There are definitely a few caveats here, but the results are impressive, and something outside the realm of possibility a few years ago. First, there is a lot of information about the Raft protocol on the web, and it is probably one of the most well-studied and widely implemented consensus protocols to date. Similarly, there has been some amount of work done on formally verified Raft proofs. This work is not done specifically in TLA+, but there is prior work in the area. Having said that, I still think this is still super impressive. Even for an experienced engineer/researcher, going off and reading documentation on existing Raft proofs and synthesizing that into a correct TLAPS proof would be an extremely nontrivial task.

From a practical systems engineering and building standpoint, I’m also not too interested in fully automated proofs.
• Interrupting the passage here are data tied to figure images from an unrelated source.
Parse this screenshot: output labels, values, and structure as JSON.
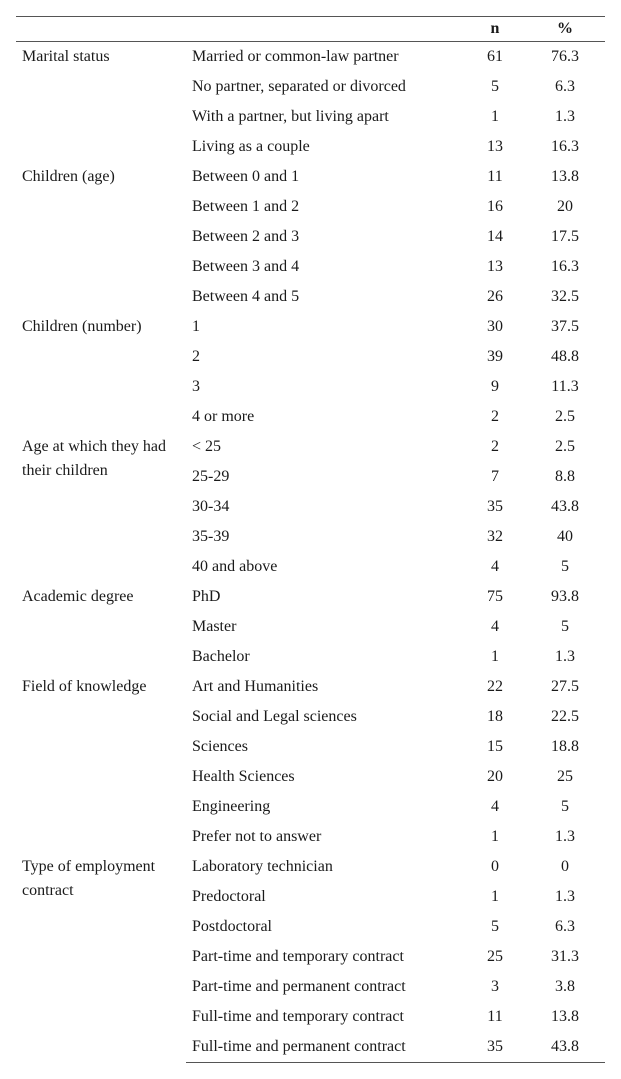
{
  "headers": {
    "n": "n",
    "pct": "%"
  },
  "groups": [
    {
      "category": "Marital status",
      "rows": [
        {
          "item": "Married or common-law partner",
          "n": "61",
          "pct": "76.3"
        },
        {
          "item": "No partner, separated or divorced",
          "n": "5",
          "pct": "6.3"
        },
        {
          "item": "With a partner, but living apart",
          "n": "1",
          "pct": "1.3"
        },
        {
          "item": "Living as a couple",
          "n": "13",
          "pct": "16.3"
        }
      ]
    },
    {
      "category": "Children (age)",
      "rows": [
        {
          "item": "Between 0 and 1",
          "n": "11",
          "pct": "13.8"
        },
        {
          "item": "Between 1 and 2",
          "n": "16",
          "pct": "20"
        },
        {
          "item": "Between 2 and 3",
          "n": "14",
          "pct": "17.5"
        },
        {
          "item": "Between 3 and 4",
          "n": "13",
          "pct": "16.3"
        },
        {
          "item": "Between 4 and 5",
          "n": "26",
          "pct": "32.5"
        }
      ]
    },
    {
      "category": "Children (number)",
      "rows": [
        {
          "item": "1",
          "n": "30",
          "pct": "37.5"
        },
        {
          "item": "2",
          "n": "39",
          "pct": "48.8"
        },
        {
          "item": "3",
          "n": "9",
          "pct": "11.3"
        },
        {
          "item": "4 or more",
          "n": "2",
          "pct": "2.5"
        }
      ]
    },
    {
      "category": "Age at which they had their children",
      "rows": [
        {
          "item": "< 25",
          "n": "2",
          "pct": "2.5"
        },
        {
          "item": "25-29",
          "n": "7",
          "pct": "8.8"
        },
        {
          "item": "30-34",
          "n": "35",
          "pct": "43.8"
        },
        {
          "item": "35-39",
          "n": "32",
          "pct": "40"
        },
        {
          "item": "40 and above",
          "n": "4",
          "pct": "5"
        }
      ]
    },
    {
      "category": "Academic degree",
      "rows": [
        {
          "item": "PhD",
          "n": "75",
          "pct": "93.8"
        },
        {
          "item": "Master",
          "n": "4",
          "pct": "5"
        },
        {
          "item": "Bachelor",
          "n": "1",
          "pct": "1.3"
        }
      ]
    },
    {
      "category": "Field of knowledge",
      "rows": [
        {
          "item": "Art and Humanities",
          "n": "22",
          "pct": "27.5"
        },
        {
          "item": "Social and Legal sciences",
          "n": "18",
          "pct": "22.5"
        },
        {
          "item": "Sciences",
          "n": "15",
          "pct": "18.8"
        },
        {
          "item": "Health Sciences",
          "n": "20",
          "pct": "25"
        },
        {
          "item": "Engineering",
          "n": "4",
          "pct": "5"
        },
        {
          "item": "Prefer not to answer",
          "n": "1",
          "pct": "1.3"
        }
      ]
    },
    {
      "category": "Type of employment contract",
      "rows": [
        {
          "item": "Laboratory technician",
          "n": "0",
          "pct": "0"
        },
        {
          "item": "Predoctoral",
          "n": "1",
          "pct": "1.3"
        },
        {
          "item": "Postdoctoral",
          "n": "5",
          "pct": "6.3"
        },
        {
          "item": "Part-time and temporary contract",
          "n": "25",
          "pct": "31.3"
        },
        {
          "item": "Part-time and permanent contract",
          "n": "3",
          "pct": "3.8"
        },
        {
          "item": "Full-time and temporary contract",
          "n": "11",
          "pct": "13.8"
        },
        {
          "item": "Full-time and permanent contract",
          "n": "35",
          "pct": "43.8"
        }
      ]
    }
  ]
}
That is, I often still find that finite-state model checking over adequately large state spaces is still a better cost-benefit tradeoff, and makes things much easier to automate and re-verify upon modification. Also, I am still quite unconvinced that we will ever be able to (or care about) proving properties of runnable system implementation code. Regardless, this task is a great benchmark for understanding the frontier capabilities of these models.

Another issue that increasingly comes to mind is the speed bottlenecks on these models. Right now, the execution loops feel roughly in line with the speed of a human, or at least comprehensible to a human. But, for tasks that are largely inference bottlenecked, it is interesting to think about what is possible if these kind of tasks are massively parallelizable and/or can run at 100x or 1000x their current speed. This calculus also leads to other interesting questions about the role of specialized algorithms i.e. we have done deep research and development on intricate and efficient algorithms for automatically model checking these types of protocols. But, if we can run a general (super) intelligence at 1000x human speed, do these kind of specialized algorithms become increasingly less necessary? Special purpose algorithms might always be more efficient for specific tasks, but in a world where the cost of compute continues to fall we might not care that much, especially if the AI-driven methods are more flexible and general.